600,000 Ha of OSR is planted in the UK and Ireland alone every year, recommended input of nitrogen is 200 kg (0.2 tonnes) per Ha meaning 120,000 tonnes of nitrogen every year. As OSR only has an N-harvest index of 0.6, representing 48,000 tonnes lost, which is a massive financial loss as well as potentially environmentally detrimental. In determining the effect of ANE’s on NUE current research focuses on the outcome, i.e. is yield increased, rather than investigate the method by which the yield has increased. This research is aimed a filling some void of knowledge here by linking phenotypic differences to biochemical and genetic data of treated plants in order to assign a potential mode of action.

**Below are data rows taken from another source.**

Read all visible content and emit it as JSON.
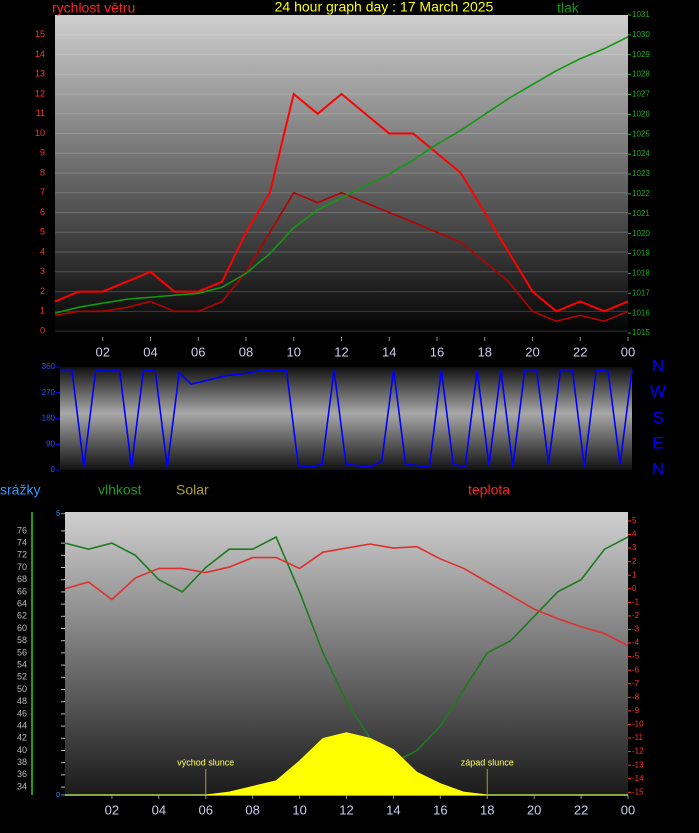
{
  "chart_data": [
    {
      "type": "line",
      "title": "24 hour graph day : 17 March 2025",
      "x": [
        0,
        1,
        2,
        3,
        4,
        5,
        6,
        7,
        8,
        9,
        10,
        11,
        12,
        13,
        14,
        15,
        16,
        17,
        18,
        19,
        20,
        21,
        22,
        23,
        24
      ],
      "xlim": [
        0,
        24
      ],
      "xticks": [
        {
          "value": 2,
          "label": "02"
        },
        {
          "value": 4,
          "label": "04"
        },
        {
          "value": 6,
          "label": "06"
        },
        {
          "value": 8,
          "label": "08"
        },
        10,
        12,
        14,
        16,
        18,
        20,
        22,
        {
          "value": 24,
          "label": "00"
        }
      ],
      "ylim": [
        -0.3,
        16
      ],
      "yticks": [
        0,
        1,
        2,
        3,
        4,
        5,
        6,
        7,
        8,
        9,
        10,
        11,
        12,
        13,
        14,
        15
      ],
      "y2lim": [
        1014.8,
        1031
      ],
      "y2ticks": [
        1015,
        1016,
        1017,
        1018,
        1019,
        1020,
        1021,
        1022,
        1023,
        1024,
        1025,
        1026,
        1027,
        1028,
        1029,
        1030,
        1031
      ],
      "grid": true,
      "series": [
        {
          "name": "rychlost větru",
          "color": "#ff0000",
          "values": [
            1.5,
            2,
            2,
            2.5,
            3,
            2,
            2,
            2.5,
            5,
            7,
            12,
            11,
            12,
            11,
            10,
            10,
            9,
            8,
            6,
            4,
            2,
            1,
            1.5,
            1,
            1.5
          ]
        },
        {
          "color": "#b80000",
          "values": [
            0.8,
            1,
            1,
            1.2,
            1.5,
            1,
            1,
            1.5,
            3,
            5,
            7,
            6.5,
            7,
            6.5,
            6,
            5.5,
            5,
            4.5,
            3.5,
            2.5,
            1,
            0.5,
            0.8,
            0.5,
            1
          ]
        },
        {
          "name": "tlak",
          "color": "#119911",
          "axis": "y2",
          "values": [
            1016,
            1016.3,
            1016.5,
            1016.7,
            1016.8,
            1016.9,
            1017,
            1017.3,
            1018,
            1019,
            1020.3,
            1021.2,
            1021.8,
            1022.4,
            1023,
            1023.7,
            1024.5,
            1025.2,
            1026,
            1026.8,
            1027.5,
            1028.2,
            1028.8,
            1029.3,
            1029.9
          ]
        }
      ]
    },
    {
      "type": "line",
      "x": [
        0,
        0.5,
        1,
        1.5,
        2,
        2.5,
        3,
        3.5,
        4,
        4.5,
        5,
        5.5,
        6,
        6.5,
        7,
        7.5,
        8,
        8.5,
        9,
        9.5,
        10,
        10.5,
        11,
        11.5,
        12,
        12.5,
        13,
        13.5,
        14,
        14.5,
        15,
        15.5,
        16,
        16.5,
        17,
        17.5,
        18,
        18.5,
        19,
        19.5,
        20,
        20.5,
        21,
        21.5,
        22,
        22.5,
        23,
        23.5,
        24
      ],
      "xlim": [
        0,
        24
      ],
      "ylim": [
        0,
        360
      ],
      "yticks": [
        0,
        90,
        180,
        270,
        360
      ],
      "compass_ticks": [
        {
          "value": 360,
          "label": "N"
        },
        {
          "value": 270,
          "label": "W"
        },
        {
          "value": 180,
          "label": "S"
        },
        {
          "value": 90,
          "label": "E"
        },
        {
          "value": 0,
          "label": "N"
        }
      ],
      "series": [
        {
          "color": "#0000ff",
          "values": [
            350,
            350,
            10,
            350,
            345,
            350,
            10,
            350,
            345,
            10,
            340,
            300,
            310,
            320,
            330,
            335,
            340,
            350,
            345,
            350,
            15,
            10,
            20,
            350,
            20,
            15,
            10,
            30,
            350,
            20,
            15,
            10,
            350,
            20,
            10,
            350,
            15,
            350,
            10,
            350,
            350,
            20,
            350,
            350,
            10,
            350,
            345,
            20,
            350
          ]
        }
      ]
    },
    {
      "type": "line",
      "x": [
        0,
        1,
        2,
        3,
        4,
        5,
        6,
        7,
        8,
        9,
        10,
        11,
        12,
        13,
        14,
        15,
        16,
        17,
        18,
        19,
        20,
        21,
        22,
        23,
        24
      ],
      "xlim": [
        0,
        24
      ],
      "xticks": [
        {
          "value": 2,
          "label": "02"
        },
        {
          "value": 4,
          "label": "04"
        },
        {
          "value": 6,
          "label": "06"
        },
        {
          "value": 8,
          "label": "08"
        },
        10,
        12,
        14,
        16,
        18,
        20,
        22,
        {
          "value": 24,
          "label": "00"
        }
      ],
      "ylim": [
        32.7,
        79.1
      ],
      "yticks": [
        34,
        36,
        38,
        40,
        42,
        44,
        46,
        48,
        50,
        52,
        54,
        56,
        58,
        60,
        62,
        64,
        66,
        68,
        70,
        72,
        74,
        76
      ],
      "y2lim": [
        -15.2,
        5.66
      ],
      "y2ticks": [
        -15,
        -14,
        -13,
        -12,
        -11,
        -10,
        -9,
        -8,
        -7,
        -6,
        -5,
        -4,
        -3,
        -2,
        -1,
        0,
        1,
        2,
        3,
        4,
        5
      ],
      "y3lim": [
        0,
        5.03
      ],
      "y3ticks": [
        0,
        5
      ],
      "solar_lim": [
        0,
        100
      ],
      "series": [
        {
          "name": "srážky",
          "color": "#1e90ff",
          "axis": "y3",
          "values": [
            0,
            0,
            0,
            0,
            0,
            0,
            0,
            0,
            0,
            0,
            0,
            0,
            0,
            0,
            0,
            0,
            0,
            0,
            0,
            0,
            0,
            0,
            0,
            0,
            0
          ]
        },
        {
          "name": "vlhkost",
          "color": "#1f7a1f",
          "values": [
            74,
            73,
            74,
            72,
            68,
            66,
            70,
            73,
            73,
            75,
            66,
            56,
            48,
            42,
            38,
            40,
            44,
            50,
            56,
            58,
            62,
            66,
            68,
            73,
            75
          ]
        },
        {
          "name": "Solar",
          "color": "#ffff00",
          "axis": "solar",
          "values": [
            0,
            0,
            0,
            0,
            0,
            0,
            0,
            1,
            3,
            5,
            12,
            20,
            22,
            20,
            16,
            8,
            4,
            1,
            0,
            0,
            0,
            0,
            0,
            0,
            0
          ]
        },
        {
          "name": "teplota",
          "color": "#e03030",
          "axis": "y2",
          "values": [
            0,
            0.5,
            -0.8,
            0.8,
            1.5,
            1.5,
            1.2,
            1.6,
            2.3,
            2.3,
            1.5,
            2.7,
            3,
            3.3,
            3,
            3.1,
            2.2,
            1.5,
            0.5,
            -0.5,
            -1.5,
            -2.2,
            -2.8,
            -3.3,
            -4.2
          ]
        }
      ],
      "annotations": [
        {
          "text": "východ slunce",
          "x": 6
        },
        {
          "text": "západ slunce",
          "x": 18
        }
      ]
    }
  ]
}
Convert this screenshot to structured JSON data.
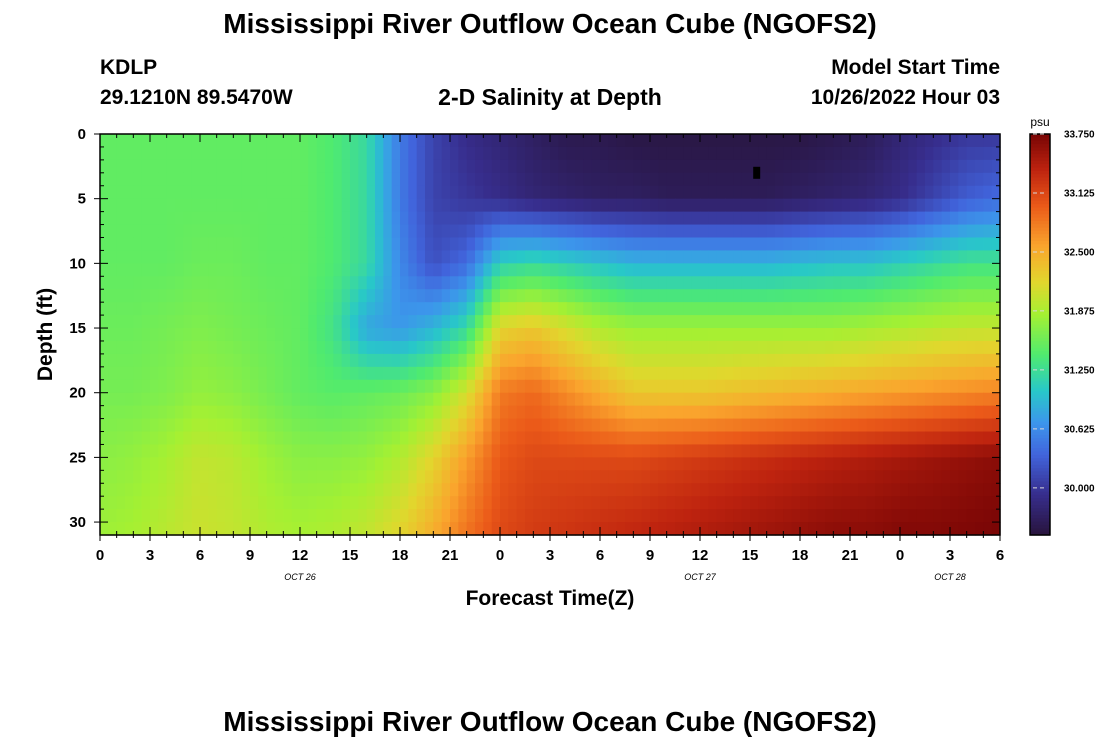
{
  "header": {
    "title": "Mississippi River Outflow Ocean Cube (NGOFS2)",
    "station": "KDLP",
    "coordinates": "29.1210N  89.5470W",
    "subtitle": "2-D Salinity at Depth",
    "start_label": "Model Start Time",
    "start_value": "10/26/2022 Hour 03"
  },
  "footer": {
    "title": "Mississippi River Outflow Ocean Cube (NGOFS2)"
  },
  "chart_data": {
    "type": "heatmap",
    "xlabel": "Forecast Time(Z)",
    "ylabel": "Depth (ft)",
    "x_unit": "forecast hour",
    "xlim": [
      0,
      54
    ],
    "ylim": [
      0,
      31
    ],
    "y_inverted": true,
    "x_ticks": [
      {
        "h": 0,
        "label": "0"
      },
      {
        "h": 3,
        "label": "3"
      },
      {
        "h": 6,
        "label": "6"
      },
      {
        "h": 9,
        "label": "9"
      },
      {
        "h": 12,
        "label": "12"
      },
      {
        "h": 15,
        "label": "15"
      },
      {
        "h": 18,
        "label": "18"
      },
      {
        "h": 21,
        "label": "21"
      },
      {
        "h": 24,
        "label": "0"
      },
      {
        "h": 27,
        "label": "3"
      },
      {
        "h": 30,
        "label": "6"
      },
      {
        "h": 33,
        "label": "9"
      },
      {
        "h": 36,
        "label": "12"
      },
      {
        "h": 39,
        "label": "15"
      },
      {
        "h": 42,
        "label": "18"
      },
      {
        "h": 45,
        "label": "21"
      },
      {
        "h": 48,
        "label": "0"
      },
      {
        "h": 51,
        "label": "3"
      },
      {
        "h": 54,
        "label": "6"
      }
    ],
    "date_labels": [
      {
        "h": 12,
        "label": "OCT 26"
      },
      {
        "h": 36,
        "label": "OCT 27"
      },
      {
        "h": 51,
        "label": "OCT 28"
      }
    ],
    "y_ticks": [
      0,
      5,
      10,
      15,
      20,
      25,
      30
    ],
    "colorbar": {
      "unit": "psu",
      "min": 29.5,
      "max": 33.75,
      "tick_labels": [
        "33.750",
        "33.125",
        "32.500",
        "31.875",
        "31.250",
        "30.625",
        "30.000"
      ]
    },
    "grid": {
      "x_hours": [
        0,
        2,
        4,
        6,
        8,
        10,
        12,
        14,
        16,
        18,
        20,
        22,
        24,
        26,
        28,
        30,
        32,
        34,
        36,
        38,
        40,
        42,
        44,
        46,
        48,
        50,
        52,
        54
      ],
      "depths_ft": [
        0,
        5,
        10,
        15,
        20,
        25,
        31
      ]
    },
    "salinity_psu": [
      [
        31.5,
        31.5,
        31.5,
        31.5,
        31.5,
        31.5,
        31.5,
        31.4,
        31.2,
        30.5,
        30.1,
        29.9,
        29.8,
        29.7,
        29.6,
        29.6,
        29.55,
        29.55,
        29.55,
        29.55,
        29.55,
        29.55,
        29.6,
        29.65,
        29.8,
        29.9,
        30.0,
        30.0
      ],
      [
        31.5,
        31.5,
        31.5,
        31.5,
        31.5,
        31.5,
        31.5,
        31.4,
        31.2,
        30.5,
        30.1,
        30.0,
        29.9,
        29.8,
        29.75,
        29.7,
        29.7,
        29.65,
        29.65,
        29.65,
        29.65,
        29.7,
        29.75,
        29.8,
        29.9,
        30.1,
        30.3,
        30.4
      ],
      [
        31.5,
        31.5,
        31.5,
        31.55,
        31.55,
        31.5,
        31.5,
        31.4,
        31.2,
        30.6,
        30.2,
        30.4,
        31.1,
        31.2,
        31.1,
        31.0,
        30.9,
        30.9,
        30.9,
        30.9,
        30.9,
        30.95,
        31.0,
        31.0,
        31.1,
        31.2,
        31.3,
        31.3
      ],
      [
        31.55,
        31.55,
        31.6,
        31.65,
        31.6,
        31.55,
        31.5,
        31.3,
        30.8,
        30.7,
        30.9,
        31.2,
        32.2,
        32.3,
        32.1,
        31.9,
        31.8,
        31.8,
        31.8,
        31.8,
        31.8,
        31.8,
        31.8,
        31.85,
        31.9,
        31.95,
        32.0,
        32.0
      ],
      [
        31.6,
        31.6,
        31.65,
        31.75,
        31.7,
        31.6,
        31.5,
        31.45,
        31.5,
        31.55,
        31.7,
        32.1,
        32.8,
        32.9,
        32.7,
        32.5,
        32.3,
        32.3,
        32.3,
        32.35,
        32.4,
        32.45,
        32.5,
        32.55,
        32.6,
        32.65,
        32.7,
        32.75
      ],
      [
        31.7,
        31.75,
        31.85,
        32.0,
        31.95,
        31.8,
        31.7,
        31.7,
        31.75,
        31.9,
        32.2,
        32.6,
        33.0,
        33.1,
        33.1,
        33.1,
        33.1,
        33.15,
        33.2,
        33.25,
        33.3,
        33.35,
        33.4,
        33.45,
        33.5,
        33.55,
        33.6,
        33.65
      ],
      [
        31.8,
        31.85,
        31.95,
        32.05,
        32.0,
        31.9,
        31.85,
        31.9,
        32.0,
        32.2,
        32.5,
        32.85,
        33.1,
        33.2,
        33.25,
        33.3,
        33.35,
        33.4,
        33.45,
        33.5,
        33.55,
        33.6,
        33.65,
        33.65,
        33.7,
        33.7,
        33.72,
        33.75
      ]
    ],
    "marker": {
      "h": 39.4,
      "depth_ft": 3
    }
  }
}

While ANE’s have been shown to increase nitrogen assimilation, extensive growth trials, especially in economically important crops (such as OSR) which investigate their role in affecting NUE are scarce and are only seemingly becoming popular in recent years. However considering the increased price of nitrogen, the additional interest in biostimulants (ANE’s in particular), the need to feed a growing population and coupled to the environmental damage of excess nitrogen this can be considered a ‘hot topic’. Plant (glasshouse and field setting) trials will be conducted and analysed for phenotypic data (photosynthetic measurements, yield). Materials from these plant trials must then be harvested, extracted and saved for biochemical and genetic determination. Lab-based techniques employed include protein extraction, western blotting and spectrophotometry, RT-PCR and HPLC. This 3 pronged approach from assessing phenotype to the biochemical level and finally to the gene level will provide evidence on mode of action of the ANE’s potential impact on NUE in OSR.